Destructions, pillages et heurts avec la police ont marqué mercredi la fin d'une grande manifestation à Belo Horizonte en marge de la demi-finale Brésil-Uruguay (2-1) de la Coupe des Confédérations, alors que Brasilia adoptait des mesures anti-corruption pour répondre à la clameur des rues.

Les manifestants qui réclamaient entre autres des peines contre la corruption ont marqué des points: le Sénat a approuvé en soirée un projet de loi qui criminalise la corruption. Dans la matinée la Cour suprême avait décrété l'incarcération immédiate d'un député condamné pour malversations, une première en 25 ans.

Le syndicats ont réitéré leur appel lancé la veille à des grèves et manifestations le 11 juillet après avoir été reçus à Brasilia par la présidente Dilma Rousseff.

Quelque 40 000 manifestants ont marché pacifiquement à Belo Horizonte (5,5 millions d'habitants) jusqu'au moment où un groupe de manifestants a tenté de forcer le périmètre de sécurité dressé à deux kilomètres du stade Mineirao où la Seleçao a obtenu son billet pour la finale de la Coupe dimanche à Rio de Janeiro.

La police a alors commencé à tirer des gaz lacrymogènes pour répondre à des jets de pierres.

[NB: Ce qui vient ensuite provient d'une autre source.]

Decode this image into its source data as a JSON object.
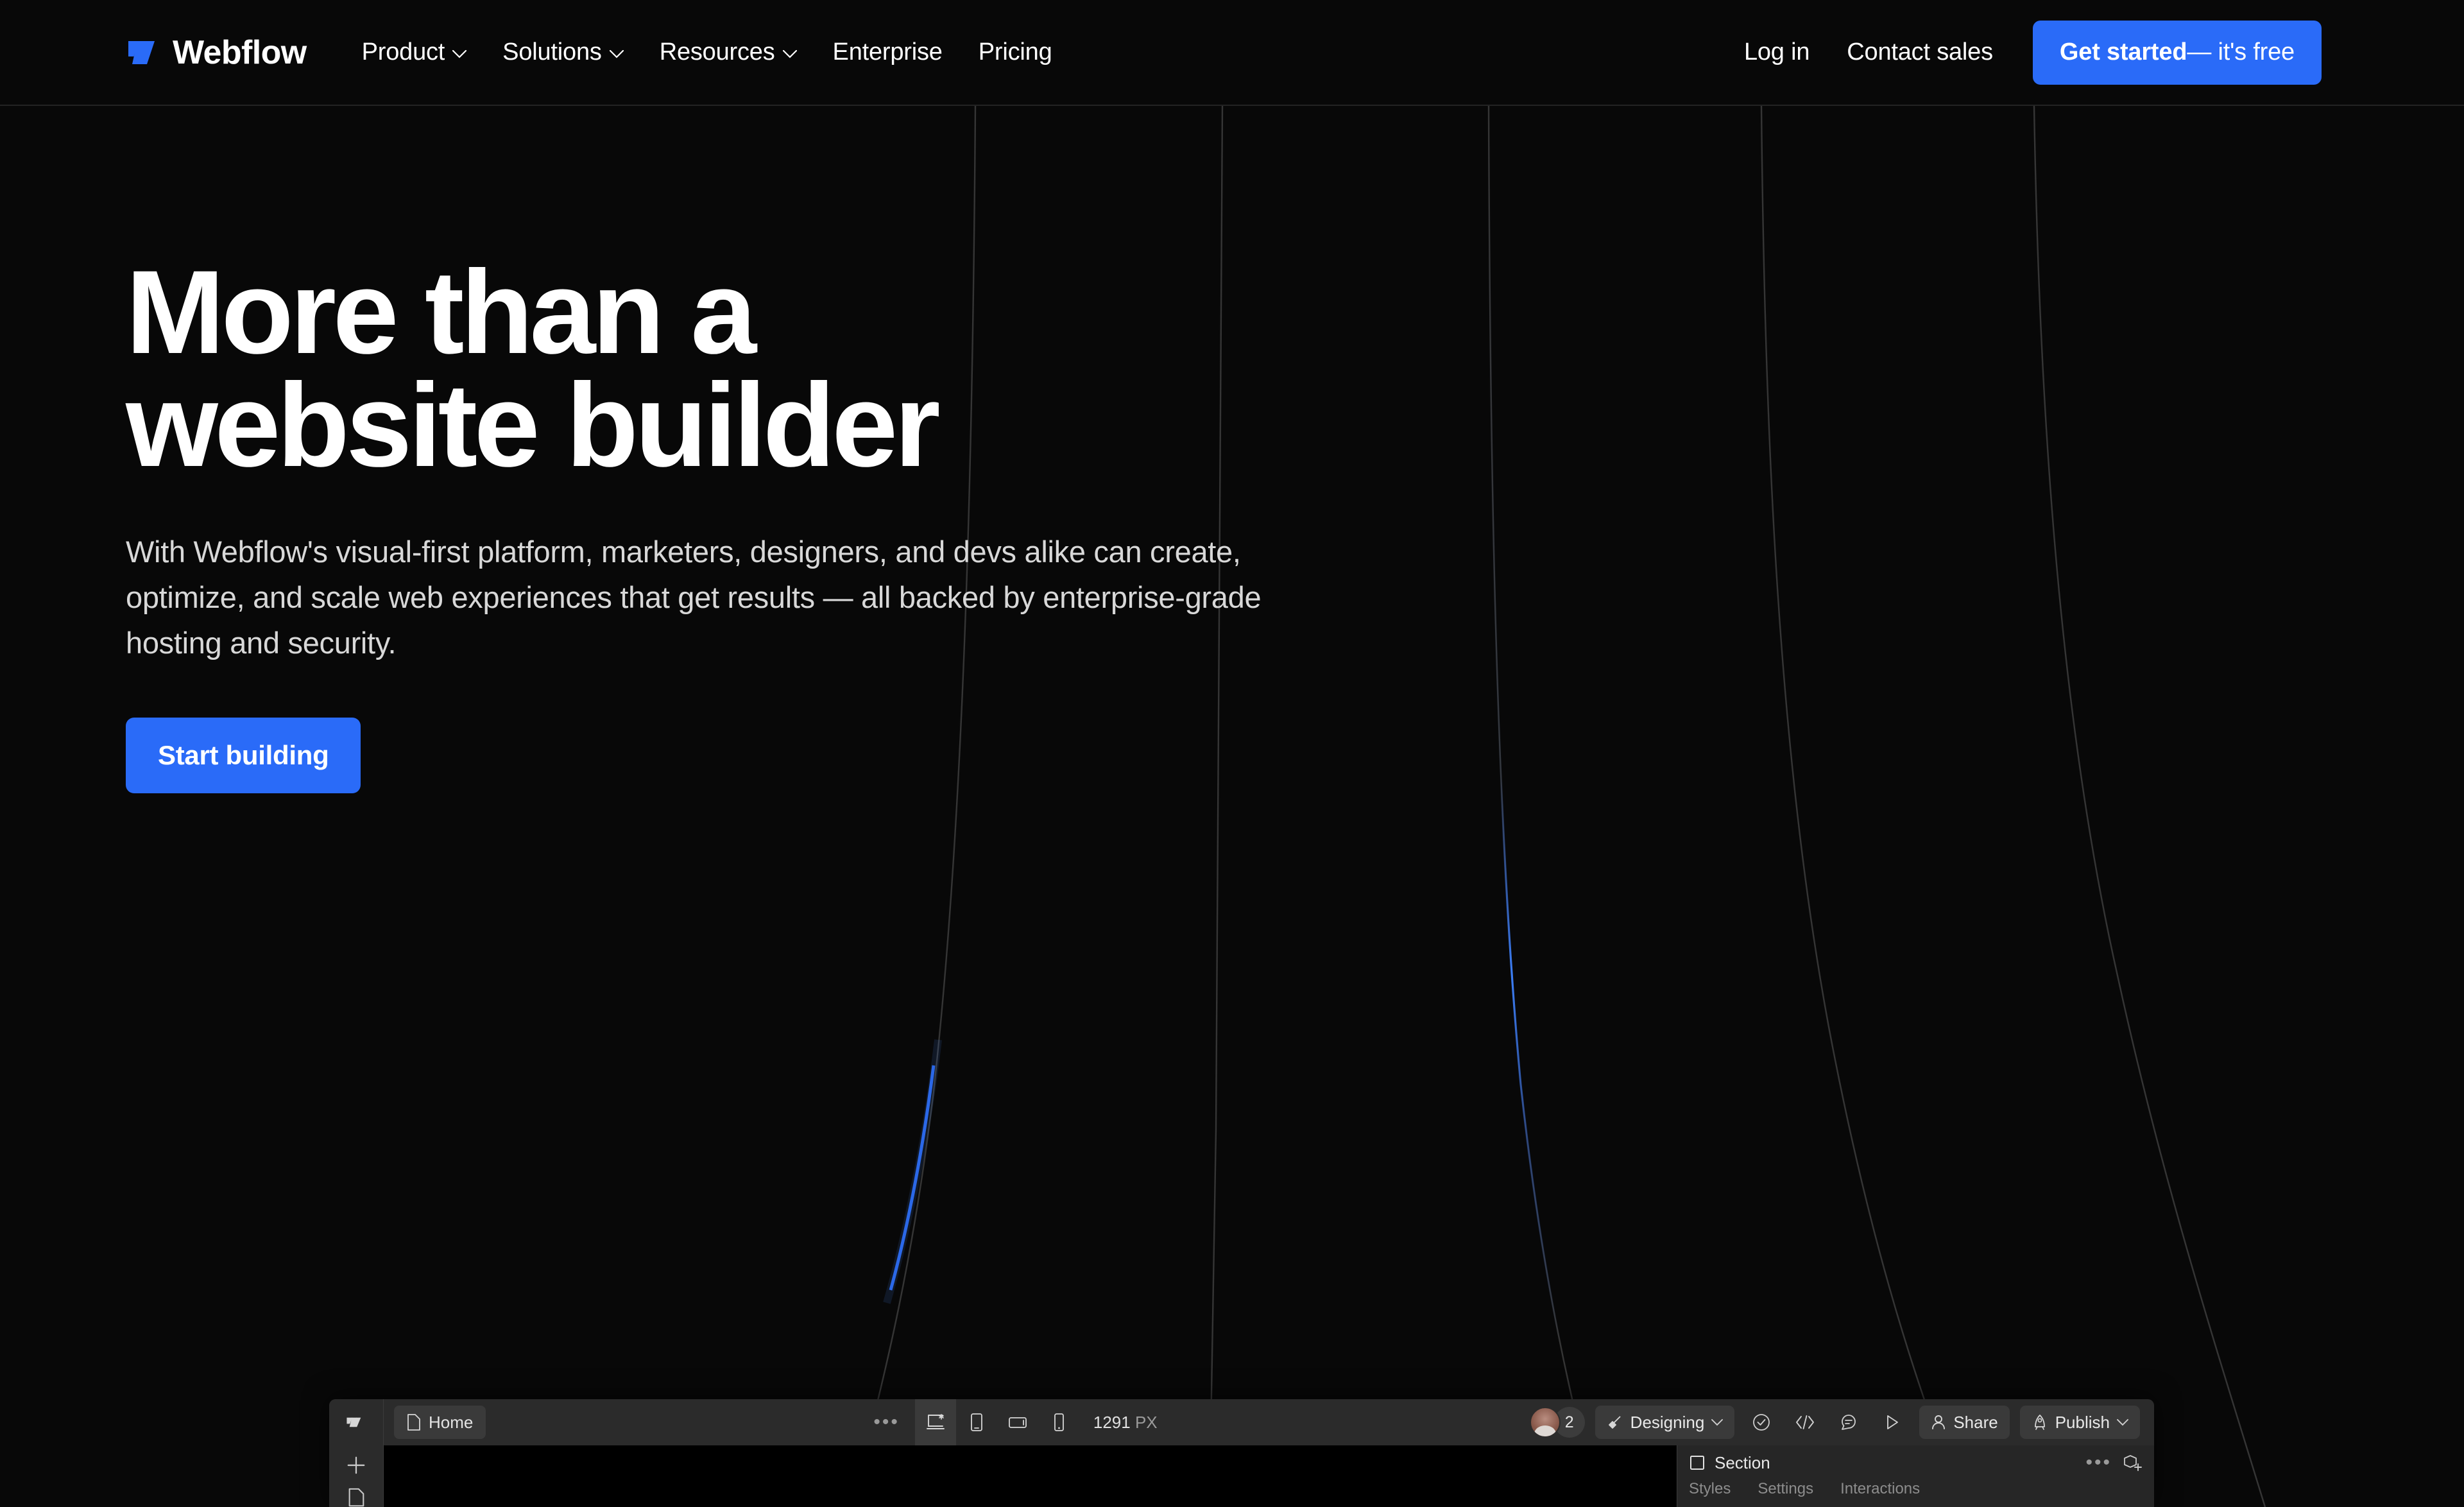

«Les manifestants ont détruit au moins deux concessionnaires automobiles en y mettant le feu. 24 personnes ont été interpellées», a déclaré une porte-parole de la police à l'AFP.

Le détonateur des manifestations a été une hausse du prix des transports en commun, révoquée depuis. Les revendications se sont étendues à une amélioration de services publics indigents et visent désormais tous les maux du pays.

«Sac à bonté»

Après deux semaines de protestations massives qui ébranlent le grand pays émergent d'Amérique latine, les protestataires commencent à remporter des victoires concrètes.

«Le Parlement ouvre son sac à bontés», titrait mercredi le quotidien populaire O Dia.

Le Sénat brésilien a approuvé mercredi soir un projet de loi qui qualifie la corruption de «crime barbare» au même titre qu'un meurtre. La mesure doit encore être votée à la Chambre des députés.

Mercredi matin, la Cour suprême fédérale a fait sensation en ordonnant l'incarcération immédiate d'un député condamné en 2010 à 13 ans de prison pour malversations, une première depuis la promulgation de la Constitution démocratique du Brésil en 1988.

La législation pénale brésilienne protège fortement les élus du pays qui ne peuvent être jugés par des tribunaux ordinaires tant qu'ils exercent leurs mandats. De multiples voies de recours et la lourde bureaucratie du pays retardent considérablement les jugements définitifs.

Dans la nuit de mardi à mercredi, les députés ont enterré en un temps record et à une majorité écrasante un projet très critiqué par la rue visant à retirer leurs pouvoirs d'enquête aux parquets, régulièrement en pointe dans les affaires de corruption.

Ils ont aussi approuvé que 75% de la manne pétrolière aille à l'éducation et 25% à la santé. Le projet de loi doit passer maintenant au sénat. La présidente Dilma Rousseff pourra mettre son véto à certains points car elle souhaitait que 100% des royalties du pétrole soient destinées à l'éducation.

A Brasilia, 4.000 manifestants ont protesté au coeur de la capitale pour exiger l'abandon du projet de loi controversé dit de la «cura gay» (remède à l'homosexualité) qui prévoit des mesures de soutien psychologique pour convertir les homosexuels à l'hétérosexualité.

Ce projet a été approuvé par la Commission des droits et l'homme et des minorités présidée par le très controversé député et pasteur évangélique Marcos Feliciano.

Sur le front politique, la présidente va formellement demander au parlement de convoquer un référendum pour soumettre au peuple brésilien un projet de réforme en cours de discussion à Brasilia qui pourrait affecter la loi sur les partis et le mode de scrutin.

Elle avait subi un revers mardi en renonçant à son projet de confier cette réforme à une assemblée constituante, vivement critiquée par les parlementaires, jusqu'au sein de sa majorité, et des juristes.